Advice on hypoglycaemia relevant to driving – here are some changes
- If your glucose is 5.0mmol/L or less, eat a snack and if it is 4.0mmols/L or you feel hypo, do not drive.
- If a hypo develops while driving, stop safely as soon as possible. Turn off the engine, remove the keys and move from the driver’s seat.
- You should not start driving until 45 minutes after a finger prick test shows back to normal of at least 5.0mmol/L as it takes the brain 45 minutes to recover.
- If you use the FreeStyle Libre or CGM system and the reading is 4.0mmol/L or below you must stop driving and confirm your reading with a finger prick test.
- Your finger prick test must be at least 5.0mmol/L before returning to driving.
Appropriate glucose monitoring systems
- Group 1 drivers may now use finger prick glucose testing and continuous glucose monitoring systems for driving.
- Group 2 drivers MUST continue to use finger prick testing for driving.

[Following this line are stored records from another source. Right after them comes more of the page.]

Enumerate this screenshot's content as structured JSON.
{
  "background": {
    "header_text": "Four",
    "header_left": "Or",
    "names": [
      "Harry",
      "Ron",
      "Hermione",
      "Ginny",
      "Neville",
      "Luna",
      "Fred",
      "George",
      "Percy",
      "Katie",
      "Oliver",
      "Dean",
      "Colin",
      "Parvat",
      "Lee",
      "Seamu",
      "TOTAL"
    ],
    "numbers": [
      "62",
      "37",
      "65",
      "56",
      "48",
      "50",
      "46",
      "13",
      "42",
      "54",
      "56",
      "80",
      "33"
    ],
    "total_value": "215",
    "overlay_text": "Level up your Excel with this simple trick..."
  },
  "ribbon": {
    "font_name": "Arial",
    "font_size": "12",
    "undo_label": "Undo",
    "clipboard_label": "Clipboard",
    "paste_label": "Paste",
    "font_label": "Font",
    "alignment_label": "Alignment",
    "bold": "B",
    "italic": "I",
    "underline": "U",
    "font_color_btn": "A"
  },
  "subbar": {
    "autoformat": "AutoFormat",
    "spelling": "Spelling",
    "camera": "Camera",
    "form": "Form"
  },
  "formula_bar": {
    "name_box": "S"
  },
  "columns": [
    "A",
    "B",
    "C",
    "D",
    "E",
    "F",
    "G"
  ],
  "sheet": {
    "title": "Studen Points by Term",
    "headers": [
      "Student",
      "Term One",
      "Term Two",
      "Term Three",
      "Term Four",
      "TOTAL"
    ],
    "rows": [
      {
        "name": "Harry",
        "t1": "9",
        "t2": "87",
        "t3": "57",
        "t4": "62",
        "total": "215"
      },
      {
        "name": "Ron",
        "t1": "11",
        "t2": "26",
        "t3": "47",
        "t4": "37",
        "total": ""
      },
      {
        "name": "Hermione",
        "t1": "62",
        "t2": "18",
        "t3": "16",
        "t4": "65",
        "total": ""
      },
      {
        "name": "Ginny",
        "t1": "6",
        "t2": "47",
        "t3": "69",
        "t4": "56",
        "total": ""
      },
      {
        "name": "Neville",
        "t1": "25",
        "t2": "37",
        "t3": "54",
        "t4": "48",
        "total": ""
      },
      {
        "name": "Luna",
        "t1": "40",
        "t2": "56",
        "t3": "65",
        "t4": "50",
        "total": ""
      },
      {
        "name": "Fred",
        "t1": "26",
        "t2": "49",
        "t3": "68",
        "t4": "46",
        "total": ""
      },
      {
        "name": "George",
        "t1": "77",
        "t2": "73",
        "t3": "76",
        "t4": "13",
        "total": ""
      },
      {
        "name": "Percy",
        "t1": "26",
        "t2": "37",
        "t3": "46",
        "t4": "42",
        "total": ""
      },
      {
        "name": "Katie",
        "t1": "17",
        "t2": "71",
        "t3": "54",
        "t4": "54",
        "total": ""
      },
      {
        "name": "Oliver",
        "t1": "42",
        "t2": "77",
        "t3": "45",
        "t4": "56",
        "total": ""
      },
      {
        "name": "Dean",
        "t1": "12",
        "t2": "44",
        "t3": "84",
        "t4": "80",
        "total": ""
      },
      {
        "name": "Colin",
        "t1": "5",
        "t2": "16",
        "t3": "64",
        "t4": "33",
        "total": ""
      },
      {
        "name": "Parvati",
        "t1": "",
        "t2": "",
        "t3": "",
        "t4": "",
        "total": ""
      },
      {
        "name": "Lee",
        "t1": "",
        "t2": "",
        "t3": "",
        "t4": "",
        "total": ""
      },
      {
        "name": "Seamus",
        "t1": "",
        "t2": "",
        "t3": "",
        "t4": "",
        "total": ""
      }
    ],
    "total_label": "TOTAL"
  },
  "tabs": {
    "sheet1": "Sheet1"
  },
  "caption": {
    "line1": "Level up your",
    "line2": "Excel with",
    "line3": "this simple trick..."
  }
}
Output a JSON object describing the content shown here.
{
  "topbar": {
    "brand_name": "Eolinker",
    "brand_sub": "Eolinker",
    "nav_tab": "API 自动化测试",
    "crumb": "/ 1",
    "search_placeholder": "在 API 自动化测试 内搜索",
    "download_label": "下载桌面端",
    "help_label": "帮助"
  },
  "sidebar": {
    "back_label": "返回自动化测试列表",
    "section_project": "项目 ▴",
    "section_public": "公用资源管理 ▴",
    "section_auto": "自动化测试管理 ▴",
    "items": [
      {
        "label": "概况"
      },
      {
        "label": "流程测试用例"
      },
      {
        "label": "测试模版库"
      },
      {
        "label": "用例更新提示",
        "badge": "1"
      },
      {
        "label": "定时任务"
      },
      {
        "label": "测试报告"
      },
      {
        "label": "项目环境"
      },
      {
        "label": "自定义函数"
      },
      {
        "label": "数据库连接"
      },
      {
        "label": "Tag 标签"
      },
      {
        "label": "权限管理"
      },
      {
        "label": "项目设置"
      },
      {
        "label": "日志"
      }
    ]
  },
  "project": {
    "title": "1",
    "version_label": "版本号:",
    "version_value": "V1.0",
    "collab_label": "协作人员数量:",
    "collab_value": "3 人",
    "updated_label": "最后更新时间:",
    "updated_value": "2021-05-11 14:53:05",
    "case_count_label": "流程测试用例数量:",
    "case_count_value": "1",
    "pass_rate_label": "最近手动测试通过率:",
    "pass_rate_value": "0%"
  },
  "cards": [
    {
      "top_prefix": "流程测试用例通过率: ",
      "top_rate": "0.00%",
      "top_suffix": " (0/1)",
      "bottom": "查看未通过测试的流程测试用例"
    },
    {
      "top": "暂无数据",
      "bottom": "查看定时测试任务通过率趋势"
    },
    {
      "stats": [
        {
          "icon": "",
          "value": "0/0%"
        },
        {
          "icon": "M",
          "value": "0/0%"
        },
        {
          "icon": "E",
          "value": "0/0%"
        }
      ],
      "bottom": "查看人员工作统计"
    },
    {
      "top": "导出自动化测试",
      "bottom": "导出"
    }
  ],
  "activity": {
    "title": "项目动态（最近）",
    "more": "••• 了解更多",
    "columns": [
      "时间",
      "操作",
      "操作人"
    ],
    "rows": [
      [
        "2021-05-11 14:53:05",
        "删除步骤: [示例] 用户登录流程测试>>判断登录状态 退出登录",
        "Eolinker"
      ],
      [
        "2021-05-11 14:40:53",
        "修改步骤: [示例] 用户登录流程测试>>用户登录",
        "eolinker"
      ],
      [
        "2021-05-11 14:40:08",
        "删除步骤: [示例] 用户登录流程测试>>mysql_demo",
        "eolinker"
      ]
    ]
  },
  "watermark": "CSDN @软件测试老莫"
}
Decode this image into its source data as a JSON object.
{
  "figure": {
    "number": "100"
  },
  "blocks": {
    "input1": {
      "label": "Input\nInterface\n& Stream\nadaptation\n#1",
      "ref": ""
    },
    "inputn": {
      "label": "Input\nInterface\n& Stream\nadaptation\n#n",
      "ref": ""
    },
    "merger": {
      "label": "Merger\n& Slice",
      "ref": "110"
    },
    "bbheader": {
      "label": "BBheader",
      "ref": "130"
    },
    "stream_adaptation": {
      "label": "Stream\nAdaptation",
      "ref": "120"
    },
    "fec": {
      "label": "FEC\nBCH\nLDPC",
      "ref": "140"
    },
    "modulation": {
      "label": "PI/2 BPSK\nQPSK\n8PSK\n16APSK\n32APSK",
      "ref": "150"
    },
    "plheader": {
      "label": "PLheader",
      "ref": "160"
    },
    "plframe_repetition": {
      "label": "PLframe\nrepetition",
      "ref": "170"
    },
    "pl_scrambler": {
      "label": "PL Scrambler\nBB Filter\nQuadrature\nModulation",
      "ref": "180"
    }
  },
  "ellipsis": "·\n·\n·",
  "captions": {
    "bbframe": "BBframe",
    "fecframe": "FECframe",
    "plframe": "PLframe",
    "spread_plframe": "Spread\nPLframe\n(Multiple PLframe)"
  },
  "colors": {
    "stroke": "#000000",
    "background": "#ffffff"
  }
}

CGM and FreeStyle Libre are NOT legally permitted for Group 2 driving.
- As there are times when users of the FreeStyle Libre and CGMs are required to finger prick test, ALL users must also have finger prick glucose monitors and test strips available when driving.
Some things worth remembering
- If you are driving, the FreeStyle Libre is not a hands-free device so you will be liable to prosecution if you use it while driving.
- Modern meters of all types keep records of when finger prick tests are carried out, so the police can check if people follow, or do not follow, the DVLA advice.